Given the following modeling information, how are the moments calculated at A01 and A05?:
Question: For node point A01, what moments should be used in calculating the reported Mb values for code combinations ABS(1155 N*m) and SRSS(1155 N*m):
a. Code Combination E1, E2, E3 values in column labeled Mb
or
b. Non-code combination E1, E2, E3 values from Forces and moments sub-report
Answer: If you selected A, you are wrong! The values used to calculated the values reported in columns Ma, Mb, or Mc of the Code Combinations are based on values from the Non-code combinations sub-report Forces and Moments.
Example:
Calculate Mb for give combination at indicated node point:
Node point A01 | |
ABS:X-axis Mx = ABS [Mx (E1)] + ABS [Mx (E2)] + ABS [Mx (E3)] Mx = ABS [0] + ABS [0] + ABS [817] Mx = 817 Y-axis Mx = ABS [My (E1)] + ABS [My (E2)] + ABS [My (E3)] Mx = ABS [0] + ABS [0] + ABS [0] My = 0 Z-axis Mx = ABS [Mz (E1)] + ABS [Mz (E2)] + ABS [Mz (E3)] Mx = ABS [817] + ABS [0] + ABS [0] Mz = 817
Mb = SQRT (Mx^2+My^2+Mz^2) Mb = SQRT (817^2+0^2+817^2) Mb = 1155 compare value to output report, OK |
SRSS:X-axis Mx = SQRT{ [Mx (E1)]^2 + [Mx (E2)] ^2 + [Mx (E3)]^2 } Mx = SQRT{ [0]^2 + [0] ^2 + [817]^2 } Mx = 817 Y-axis My = SQRT{ [My (E1)]^2 + [My (E2)] ^2 + [My (E3)]^2 } My = SQRT{ [0]^2 + [0] ^2 + [0]^2 } My = 0 Z-axis Mx = SQRT{ [Mz (E1)]^2 + [Mz (E2)] ^2 + [Mz (E3)]^2 } Mx = SQRT{ [817]^2 + [0] ^2 + [0]^2 } Mx = 817
Mb = SQRT (Mx^2+My^2+Mz^2) Mb = SQRT (817^2+0^2+817^2) Mb = 1155 compare value to output report, OK! |
Node point A05 | |
ABS:X-axis Mx = ABS [Mx (E1)] + ABS [Mx (E2)] + ABS [Mx (E3)] Mx = ABS [-5] + ABS [295] + ABS [399] Mx = 699 Y-axis Mx = ABS [My (E1)] + ABS [My (E2)] + ABS [My (E3)] Mx = ABS [346] + ABS [18] + ABS [-12] My = 376 Z-axis Mx = ABS [Mz (E1)] + ABS [Mz (E2)] + ABS [Mz (E3)] Mx = ABS [-5] + ABS [163] + ABS [16] Mz = 184
Mb = SQRT (Mx^2+My^2+Mz^2) Mb = SQRT (698^2+377^2+183^2) Mb = 815 compare value to output report, OK |
SRSS:X-axis Mx = SQRT{ [Mx (E1)]^2 + [Mx (E2)] ^2 + [Mx (E3)]^2 } Mx = SQRT{ [-5]^2 + [295] ^2 + [399]^2 } Mx = 496 Y-axis My = SQRT{ [My (E1)]^2 + [My (E2)] ^2 + [My (E3)]^2 } My = SQRT{ [346]^2 + [18] ^2 + [-12]^2 } My = 347 Z-axis Mx = SQRT{ [Mz (E1)]^2 + [Mz (E2)] ^2 + [Mz (E3)]^2 } Mx = SQRT{ [-5]^2 + [163] ^2 + [16]^2 } Mx = 164
Mb = SQRT (Mx^2+My^2+Mz^2) Mb = SQRT (817^2+0^2+817^2) Mb = 627 compare value to output report, OK! |
Conclusion:
The program does consideration the selected combination method when calculating the moments Ma, Mb, and Mc. When trying to verify these results, be sure to use the correct equations and moments otherwise the hand calculated results will not match the reported values from AutoPIPE.

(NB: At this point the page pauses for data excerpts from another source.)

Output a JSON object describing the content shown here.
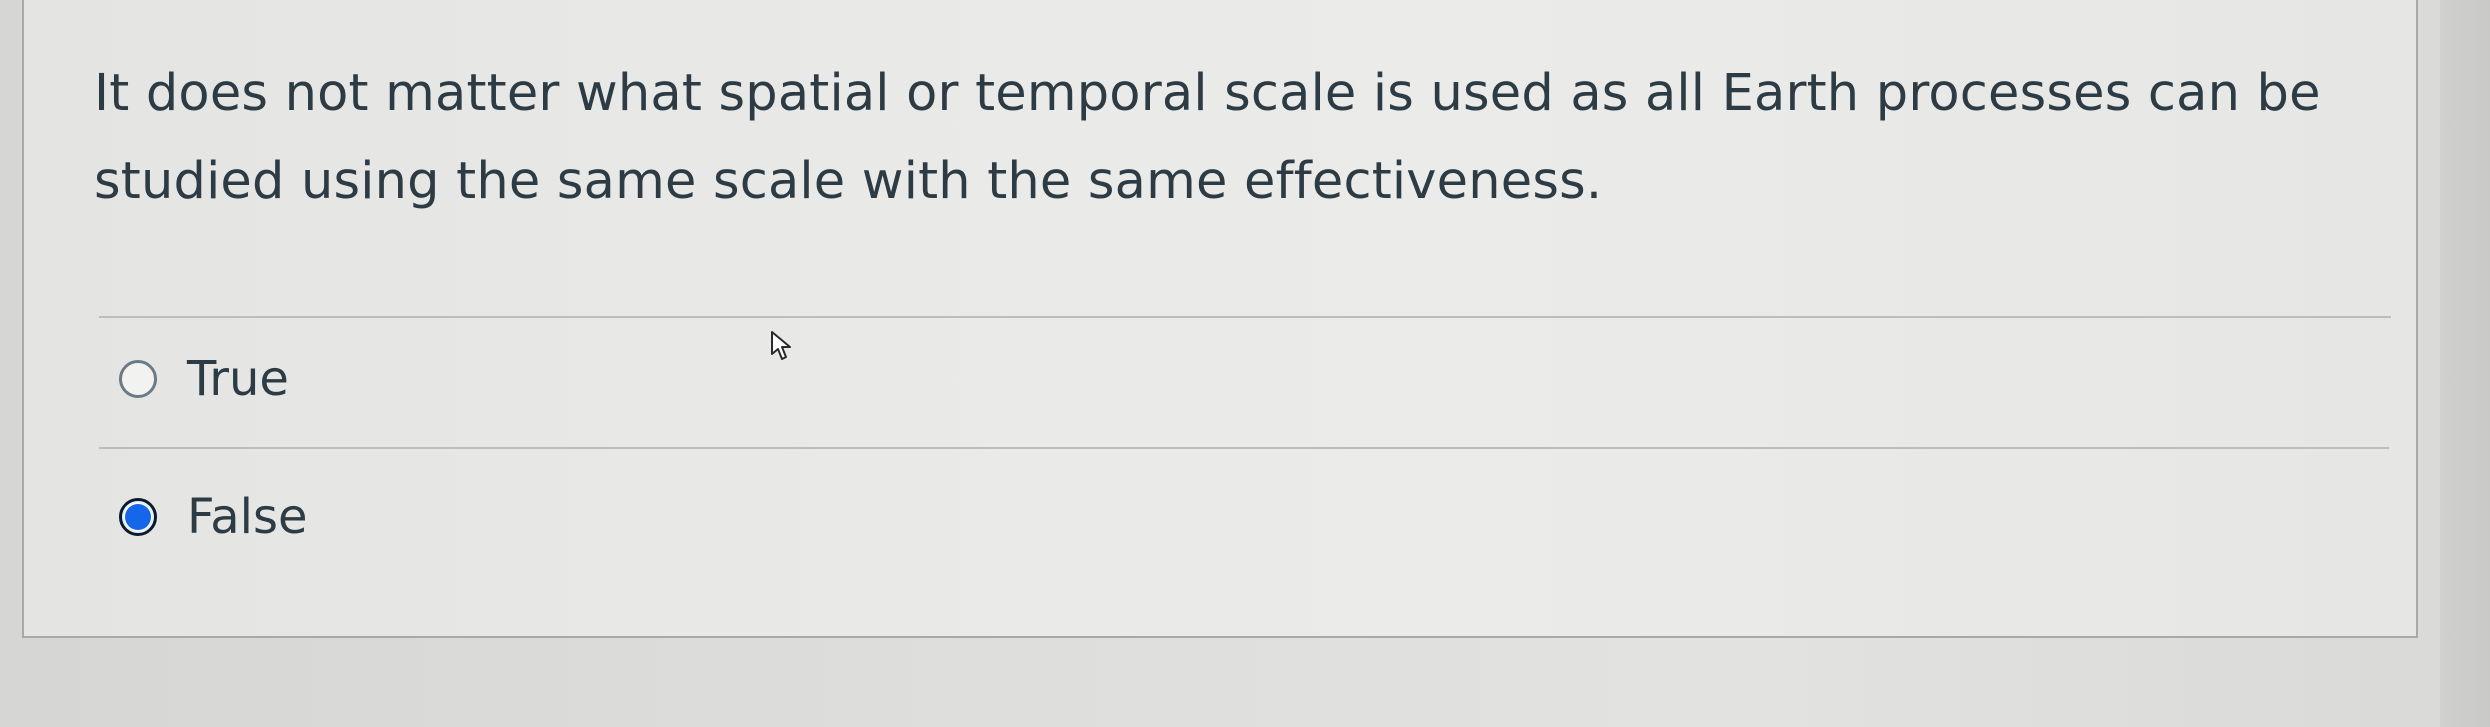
{
  "question": {
    "text": "It does not matter what spatial or temporal scale is used as all Earth processes can be studied using the same scale with the same effectiveness."
  },
  "options": [
    {
      "label": "True",
      "selected": false
    },
    {
      "label": "False",
      "selected": true
    }
  ],
  "colors": {
    "selected_radio": "#1467e8",
    "text": "#2d3b45"
  },
  "icons": {
    "cursor": "mouse-pointer-icon"
  }
}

In this example combinations ABS and SRSS results were found to be identical at A01 (Mb = 1155), At first this seems to be cause for concern, however can easily be explained by looking at the hand calculations. This was only possible because of the anchor at node point A03 N, and seismic loads E1 & E3 produced identical moments because of that anchor in the vertical piping.